Let’s go through the process of running the PIG Script with the entire Gutenberg collection, we first uploaded the MapReduce word count file, WordCount.js [link] by typing fs.put() it brings up dialog box for you to upload the WordCount.js file.
Next, you can verify that the WordCount.js file has been uploaded properly by typing #cat /user/admin/WordCount.js. As you noticed, HDFS commands that normally looks like: hdfs dfs –ls has been abstracted to #ls.
pig.from(“asv://email@example.com/”).mapReduce(“/user/admin/WordCount.js”, “word, count:long”).orderBy(“count DESC”).take(10).to(“DaVinciTop10”)
- Load files from ASV storage, notice the format, asv://container@storageAccoutURL.
- Run MapReduce on the dataset using WordCount.js, results are in the format of, words, and count key value pair.
- Sort the key value dictionary by descending count value.
- Copy top 10 of the values to the DaVinciTop10 directory in the default HDFS.
This process may take 10s of minutes to complete, since the dataset is rather large.
The View Log link provides detailed progress logs.
Click on The Reduce link in the Table above to check on the Reduce Job, notice there shuffle and sort processes. Shuffle basically is the process where the reducer is fed with output with all the mappers output that it needs to process.
Click into the Counters link, there are significant amount of data being read and written in this process. The nice thing about Map Reduce jobs is that you can speed up the process by adding more compute resources. The mapping phase can be significantly speed up by running more processes in parallel.
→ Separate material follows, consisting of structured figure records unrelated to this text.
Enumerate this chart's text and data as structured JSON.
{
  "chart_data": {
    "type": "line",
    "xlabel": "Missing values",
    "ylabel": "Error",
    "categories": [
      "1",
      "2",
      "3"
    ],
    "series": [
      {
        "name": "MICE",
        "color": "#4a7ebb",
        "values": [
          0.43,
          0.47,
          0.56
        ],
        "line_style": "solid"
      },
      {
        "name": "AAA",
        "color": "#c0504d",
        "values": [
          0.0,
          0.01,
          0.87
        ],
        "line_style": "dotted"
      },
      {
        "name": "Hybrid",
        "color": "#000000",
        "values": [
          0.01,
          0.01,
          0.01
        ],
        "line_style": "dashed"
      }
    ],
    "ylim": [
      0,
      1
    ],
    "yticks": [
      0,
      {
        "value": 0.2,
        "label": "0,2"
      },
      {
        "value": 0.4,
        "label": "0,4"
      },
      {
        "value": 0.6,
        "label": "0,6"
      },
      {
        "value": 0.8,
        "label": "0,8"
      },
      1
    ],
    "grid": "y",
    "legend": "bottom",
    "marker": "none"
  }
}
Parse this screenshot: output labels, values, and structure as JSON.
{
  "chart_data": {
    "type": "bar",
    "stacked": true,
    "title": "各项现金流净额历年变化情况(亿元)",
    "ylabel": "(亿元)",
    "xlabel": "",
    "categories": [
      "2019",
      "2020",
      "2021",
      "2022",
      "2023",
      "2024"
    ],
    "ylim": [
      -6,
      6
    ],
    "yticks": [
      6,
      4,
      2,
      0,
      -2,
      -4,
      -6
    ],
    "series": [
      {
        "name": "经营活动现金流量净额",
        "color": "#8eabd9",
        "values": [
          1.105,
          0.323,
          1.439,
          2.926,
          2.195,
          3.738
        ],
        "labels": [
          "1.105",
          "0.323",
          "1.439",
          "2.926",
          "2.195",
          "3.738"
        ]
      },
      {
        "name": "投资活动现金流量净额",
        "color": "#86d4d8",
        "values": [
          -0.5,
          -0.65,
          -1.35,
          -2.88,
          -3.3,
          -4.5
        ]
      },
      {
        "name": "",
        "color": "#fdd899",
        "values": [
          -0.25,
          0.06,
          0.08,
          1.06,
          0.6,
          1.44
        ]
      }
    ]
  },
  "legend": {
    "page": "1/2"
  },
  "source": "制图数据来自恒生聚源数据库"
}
When everything finishes, the summary page tells us that the pig script was really about 5 different jobs, 07 – 11. for learning purposes, I’ve posted my results at: https://github.com/wenming/BigDataSamples/blob/master/gutenberg/results.txt
file = fs.read(“DaVinciTop10”)
data = parse(file.data, “word, count:long”)
When we compare the entire Gutenberg collection with just the Davinci.txt file, there’s a significant difference, with our new data we can certainly estimate the occurrences of these top words in the English language more accurately than just looking through 1 book.
More data always gives us more confidence, that’s why big data processing is so important. When it comes to processing large amounts of data, parallel big data processing tools such as HDInsight (Hadoop) can deliver results faster than running them on single workstations. Map Reduce is like the assembly language of Big Data, Higher level languages such as PIG Latin can be decomposed into a series of map reduce jobs for us.